X polarization constellations at various stages of the system are shown in Fig. 19 with results of a back-to-back link in the top row, a 5 km link in the middle row, and a 10 km link in the bottom row. Since the same laser is used at the transmitter and receiver, there is only a minimal phase offset between the received signal and LO at the receiver in the back-to-back link. Under such conditions, the equalizer can recover four constellation points, but with a slight rotation due to the phase insensitivity of the CMA algorithm. However, in 5 km and 10 km links, a large optical path difference between the signal and LO results in a frequency offset which is evident from the equalized constellation diagrams, which appear as rings on the I-Q plane. Post-Processing carried out with the behavioral CPRC results in the constellations shown in Fig. 19(c) with an EVM of 28% in the back-to-back, 32% in the 5 km, and 33% in the 10 km links. Similar constellations are obtained for the Y polarization also. Preliminary results of the equalizer at a lower data rate were presented earlier in [21] . Also, analog domain costas loop based carrier phase recovery and compensation chip results were demonstrated in [12] .

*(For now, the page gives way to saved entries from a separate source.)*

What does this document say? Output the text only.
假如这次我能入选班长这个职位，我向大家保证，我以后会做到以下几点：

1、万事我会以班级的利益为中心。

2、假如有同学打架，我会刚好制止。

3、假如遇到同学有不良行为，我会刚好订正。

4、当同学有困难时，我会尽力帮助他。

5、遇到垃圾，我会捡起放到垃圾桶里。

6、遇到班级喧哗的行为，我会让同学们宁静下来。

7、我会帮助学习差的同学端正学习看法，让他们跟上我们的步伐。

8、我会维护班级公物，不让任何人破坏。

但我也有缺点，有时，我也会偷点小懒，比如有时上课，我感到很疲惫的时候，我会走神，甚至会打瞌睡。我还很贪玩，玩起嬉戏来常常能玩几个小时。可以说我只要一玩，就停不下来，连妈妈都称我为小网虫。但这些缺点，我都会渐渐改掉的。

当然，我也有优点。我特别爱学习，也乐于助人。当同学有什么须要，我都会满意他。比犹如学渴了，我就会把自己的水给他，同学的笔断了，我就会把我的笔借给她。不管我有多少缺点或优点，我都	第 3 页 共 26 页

B. Post Layout Simulation Results at 100-Gb/s Data Rate
Due to the non-availability of a cost-effective packaging solution for high-speed ICs with a large pin count experimental validation of the equalizer at the designed data rate is not performed. Also, the small pad pitch of the IC limited the possibilities of an optimal direct die attach and a very well matched on-PCB transmission lines. Apart from these issues owing to the bandwidth limitation due to bond-wire inductance, transmission lines, and SMA connectors functionality of the equalizer at 100-Gb/s is verified through post-layout simulations. A 100-Gb/s transmission system is modeled in VPItransmissionMaker from which the received signals are exported for circuit simulation after the O/E conversion. Fig.  20 shows the results of a post-layout simulation carried out in an all-typical corner with the data from a simulation model of an optical link with a 5 km SMF channel. Fig. 20(a) shows the eye-diagram of the transmitted data with an EVM of 1%, which becomes distorted when it reaches the receiver side, as shown in Fig. 20(b) . Fig. 20(c) is the eye-diagram of the equalizer output and Fig. 20(d) is the output of a behavioral CPRC with an EVM of 27.8%. Detailed performance analysis of the equalizer has been reported earlier in [9] using prelayout circuit simulations.
V. CONCLUSION
The detailed architecture of a continuous-time adaptive equalizer that uses the CMA algorithm for weight coefficient update is presented. A two tap prototype of the equalizer which is meant for 100-Gb/s DP-QPSK coherent optical receivers is implemented in a 130 nm BiCMOS technology. Experimental validation carried out with a 40-Gb/s back-toback link shows an EVM which is very close to the transmitter EVM. Performance of the equalizer at 100-Gb/s data rate is verified through post-layout circuit simulations considering all the parasitics. The equalizer architecture can be extended for coherent optical communication systems that use higher order modulation formats to increase the data rate. Even though the results shown in this paper correspond to 1550 nm wavelength the equalizer can be used with 1310 nm wavelength as well thereby increasing the overall channel length. The promising results presented makes the equalizer an ideal choice for shortreach optical links such as data center interconnects.